BIPOC in the Built
While working with communities in the art, architecture, and planning professions across multiple U.S. institutions, Kai Alexis Smith, author of this chapter, noticed the lack of visibility of BIPOC contributors connected to the built environment in Wikipedia content and the lack of secondary source material of BIPOC individuals that didn’t work at large institutions or firms and/or weren’t “big names” in the profession. In summer 2020, Smith partnered with the student chapter of National Organization of Minority Architects and student group of the Department of Urban Studies and Planning’s Students of Color Committee with support from the School of Architecture and Planning at Massachusetts Institute of Technology to launch the first BIPOC in the Built edit-a-thon.
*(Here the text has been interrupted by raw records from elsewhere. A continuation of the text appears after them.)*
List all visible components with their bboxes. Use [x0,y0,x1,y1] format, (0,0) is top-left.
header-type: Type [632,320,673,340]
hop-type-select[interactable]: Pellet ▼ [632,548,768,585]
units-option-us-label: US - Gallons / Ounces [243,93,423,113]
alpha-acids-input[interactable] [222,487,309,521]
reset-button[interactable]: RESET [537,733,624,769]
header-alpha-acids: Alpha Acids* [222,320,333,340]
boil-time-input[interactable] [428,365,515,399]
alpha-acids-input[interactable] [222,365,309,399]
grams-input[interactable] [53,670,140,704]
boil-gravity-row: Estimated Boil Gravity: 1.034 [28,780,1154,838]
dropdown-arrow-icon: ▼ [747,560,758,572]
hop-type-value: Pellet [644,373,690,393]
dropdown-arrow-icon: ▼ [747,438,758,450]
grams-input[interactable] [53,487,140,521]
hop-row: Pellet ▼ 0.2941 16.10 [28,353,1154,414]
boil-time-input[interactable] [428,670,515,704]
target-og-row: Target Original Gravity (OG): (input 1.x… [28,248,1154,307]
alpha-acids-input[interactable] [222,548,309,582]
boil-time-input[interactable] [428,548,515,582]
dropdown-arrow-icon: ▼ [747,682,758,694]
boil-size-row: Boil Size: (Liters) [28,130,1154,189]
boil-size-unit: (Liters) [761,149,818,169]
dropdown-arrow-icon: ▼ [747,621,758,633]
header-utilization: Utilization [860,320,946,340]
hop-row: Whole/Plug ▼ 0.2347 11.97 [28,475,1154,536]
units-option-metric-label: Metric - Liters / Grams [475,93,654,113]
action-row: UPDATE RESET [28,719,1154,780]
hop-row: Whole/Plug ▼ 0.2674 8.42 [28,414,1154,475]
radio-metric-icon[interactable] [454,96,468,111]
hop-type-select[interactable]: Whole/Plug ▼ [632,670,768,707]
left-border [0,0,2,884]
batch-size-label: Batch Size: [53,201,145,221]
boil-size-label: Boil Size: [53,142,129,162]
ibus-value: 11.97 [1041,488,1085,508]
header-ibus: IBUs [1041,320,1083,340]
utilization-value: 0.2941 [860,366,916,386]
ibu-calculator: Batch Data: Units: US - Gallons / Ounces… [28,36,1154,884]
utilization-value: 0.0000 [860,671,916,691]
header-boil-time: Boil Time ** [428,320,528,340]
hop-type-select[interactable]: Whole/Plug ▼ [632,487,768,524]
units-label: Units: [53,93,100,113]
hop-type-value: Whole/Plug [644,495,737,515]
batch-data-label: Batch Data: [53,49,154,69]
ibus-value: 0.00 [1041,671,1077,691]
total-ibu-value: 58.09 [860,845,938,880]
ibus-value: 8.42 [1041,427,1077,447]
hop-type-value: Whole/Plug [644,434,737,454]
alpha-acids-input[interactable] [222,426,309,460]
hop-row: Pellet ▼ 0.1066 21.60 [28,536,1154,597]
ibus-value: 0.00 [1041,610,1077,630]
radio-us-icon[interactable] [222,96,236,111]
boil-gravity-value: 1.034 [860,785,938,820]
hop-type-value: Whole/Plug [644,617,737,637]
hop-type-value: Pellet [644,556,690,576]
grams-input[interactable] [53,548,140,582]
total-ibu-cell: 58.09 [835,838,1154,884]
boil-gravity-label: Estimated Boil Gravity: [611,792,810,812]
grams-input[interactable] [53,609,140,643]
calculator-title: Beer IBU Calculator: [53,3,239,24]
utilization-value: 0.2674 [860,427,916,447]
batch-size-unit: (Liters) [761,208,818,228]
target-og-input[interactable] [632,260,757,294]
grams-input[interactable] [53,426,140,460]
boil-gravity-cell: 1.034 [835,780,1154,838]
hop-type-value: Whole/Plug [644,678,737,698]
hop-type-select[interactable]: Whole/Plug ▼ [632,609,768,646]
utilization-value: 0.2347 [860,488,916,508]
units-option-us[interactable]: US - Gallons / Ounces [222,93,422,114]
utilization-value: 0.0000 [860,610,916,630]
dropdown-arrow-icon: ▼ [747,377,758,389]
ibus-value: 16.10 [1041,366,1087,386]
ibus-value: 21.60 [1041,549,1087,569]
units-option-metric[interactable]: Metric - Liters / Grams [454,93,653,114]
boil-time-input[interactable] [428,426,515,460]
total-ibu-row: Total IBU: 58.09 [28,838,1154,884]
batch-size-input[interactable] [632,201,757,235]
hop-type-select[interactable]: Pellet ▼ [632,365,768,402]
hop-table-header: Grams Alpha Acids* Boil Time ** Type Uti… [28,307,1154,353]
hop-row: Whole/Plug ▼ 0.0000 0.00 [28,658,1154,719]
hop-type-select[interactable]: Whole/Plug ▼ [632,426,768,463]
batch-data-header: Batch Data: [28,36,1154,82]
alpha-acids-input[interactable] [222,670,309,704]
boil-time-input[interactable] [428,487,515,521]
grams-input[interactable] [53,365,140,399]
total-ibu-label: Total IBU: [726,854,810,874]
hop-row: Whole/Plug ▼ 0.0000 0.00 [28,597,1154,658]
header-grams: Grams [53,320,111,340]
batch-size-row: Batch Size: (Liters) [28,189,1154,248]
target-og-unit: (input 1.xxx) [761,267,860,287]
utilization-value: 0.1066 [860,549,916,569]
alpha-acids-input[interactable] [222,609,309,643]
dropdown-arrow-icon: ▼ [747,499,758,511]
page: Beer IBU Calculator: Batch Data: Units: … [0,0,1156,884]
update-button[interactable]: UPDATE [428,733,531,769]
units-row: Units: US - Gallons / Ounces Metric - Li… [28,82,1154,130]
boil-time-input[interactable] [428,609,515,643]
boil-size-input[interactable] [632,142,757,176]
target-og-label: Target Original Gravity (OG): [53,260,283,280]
Inspired by Porter, Du Bois, and Gates, Jr., Smith is building a coalition of practitioners, scholars, and librarians around ways to ll these gaps with contributions to Wikipedia. Smith educates and organizes around this campaign in the United States and abroad.
The Future Is Black
Search engines and other technologies also create barriers to sources in libraries and archives, and equitable access to information in person and online. Digital access is lauded as the great equalizer, but it simply emphasizes the problem of unequal access. Many sources are behind paywalls, and computer scientist and digital activist Joy Buolamwini and cofounder and codirector of the UCLA Center for Critical Internet Inquiry Safiya Umoja Noble (2018) both document that the algorithms behind commercial search engines like Google are biased and reinforce racism (Lee, 2020; Tucker, 2017). This extends to the technology used to create content added to Wikipedia, Wikidata, and WikiCommons.
Cofounder of Wikipedia Jimmy Wales said the aim of Wikipedia is to provide access to the sum of all human knowledge (“Wikipedia,” 2020). Wikipedia is a community-based platform created in Western society, which is organized and governed with white supremacy.